ロバート・カスティールズ(シンガポール)

シンガポールを拠点とする多才なアーティスト、作曲家、研究者、指揮者、ピアニスト、教育者。文化、ジャンル、分野を超えて、140もの音楽作品を書き続けている。彼の作曲活動は、無調音楽に始まり、その後、東南アジアへの移住と時を同じくして微分音(ガムラン)に移った。現在は電子音響と旋法が中心。彼の作品は、オーストラリア、ベルギー、中国、イギリス、インドネシア、日本、韓国、マレーシア、ニュージーランド、オランダ、フィリピン、シンガポールで初演または演奏されている。これまでに50以上のプロのオーケストラを指揮し、初期の古典から現代音楽、交響曲から声楽や舞踊のレパートリーまで、600曲のレパートリーを手がける。スポレート音楽祭、アルス・ムジカ、ブリスベン・ビエンナーレ、フォーカス、ウィーン・モダン、ドナウエッシンゲン、ベルリン・ビエンナーレなどの音楽祭で交響曲、バレエ、オペラを初演。シンガポールでは、ブーレーズ、リゲティ、武満、シュトックハウゼン、ヴァレーズなどの傑作を初演。

アーチ

20244月、交響曲第6番の初演に続いてArch op.140を作曲した。音楽は過去から現在、そして未来へと時間的に展開していく。同様に、丸天井は左から右へと展開していく。円蓋の礎石は作曲の中間点であり、その後に先行する作曲要素が全く逆の順序で再び現れる。音のアーチの中では、モチーフが逆行しながら再び現れる。アーチの構造は、1つの大きな円蓋の中にある18の小さな円蓋で構成されている。あるものは凹状、他は凸状、また他は水平、つまり、リズムだけが逆行する。作曲者が3人の奏者に音楽を分配する方法において、トリオの演奏者もアーチのようなユニットを構成している。

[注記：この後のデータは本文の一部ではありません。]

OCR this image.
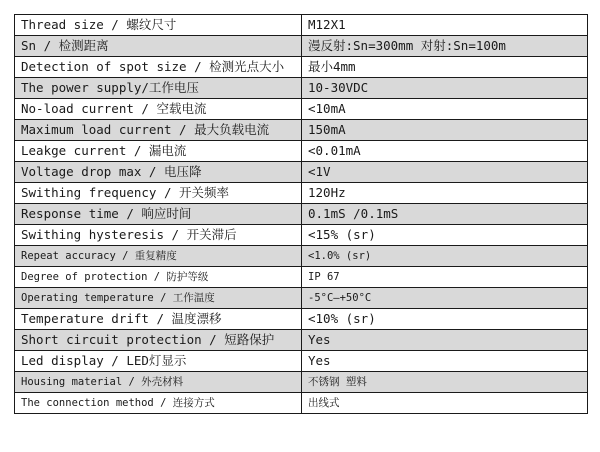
Thread size / 螺纹尺寸	M12X1
Sn / 检测距离	漫反射:Sn=300mm 对射:Sn=100m
Detection of spot size / 检测光点大小	最小4mm
The power supply/工作电压	10-30VDC
No-load current / 空载电流	<10mA
Maximum load current / 最大负载电流	150mA
Leakge current / 漏电流	<0.01mA
Voltage drop max / 电压降	<1V
Swithing frequency / 开关频率	120Hz
Response time / 响应时间	0.1mS /0.1mS
Swithing hysteresis / 开关滞后	<15% (sr)
Repeat accuracy / 重复精度	<1.0% (sr)
Degree of protection / 防护等级	IP 67
Operating temperature / 工作温度	-5°C—+50°C
Temperature drift / 温度漂移	<10% (sr)
Short circuit protection / 短路保护	Yes
Led display / LED灯显示	Yes
Housing material / 外壳材料	不锈钢 塑料
The connection method / 连接方式	出线式
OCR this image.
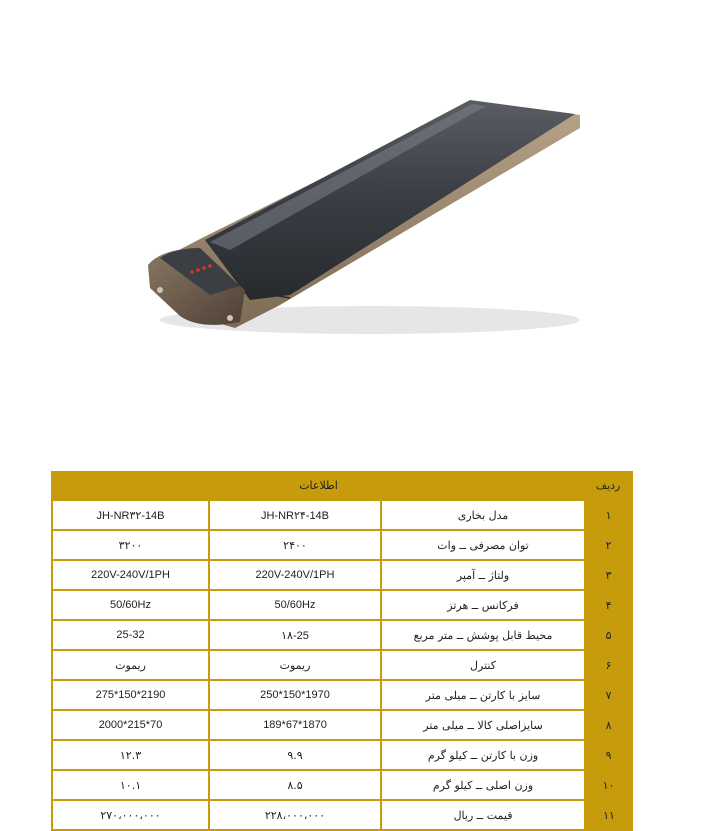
اطلاعات			ردیف
JH-NR۳۲-14B	JH-NR۲۴-14B	مدل بخاری	۱
۳۲۰۰	۲۴۰۰	توان مصرفی ــ وات	۲
220V-240V/1PH	220V-240V/1PH	ولتاژ ــ آمپر	۳
50/60Hz	50/60Hz	فرکانس ــ هرتز	۴
25-32	۱۸-25	محیط قابل پوشش ــ متر مربع	۵
ریموت	ریموت	کنترل	۶
275*150*2190	250*150*1970	سایز با کارتن ــ میلی متر	۷
2000*215*70	189*67*1870	سایزاصلی کالا ــ میلی متر	۸
۱۲.۳	۹.۹	وزن با کارتن ــ کیلو گرم	۹
۱۰.۱	۸.۵	وزن اصلی ــ کیلو گرم	۱۰
۲۷۰،۰۰۰،۰۰۰	۲۲۸،۰۰۰،۰۰۰	قیمت ــ ریال	۱۱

オカモト メグミの短い詩がアーチの礎となっている。簡潔さ、繊細さ、比喩が彼女の作風を特徴づけている。“In Praise of Sake” や、2014年に横浜で開催された第32ACL音楽祭で初演されたオーケストラのための「風に乗る」に見られるように、日本文化に対する深い愛情を持ち続けている。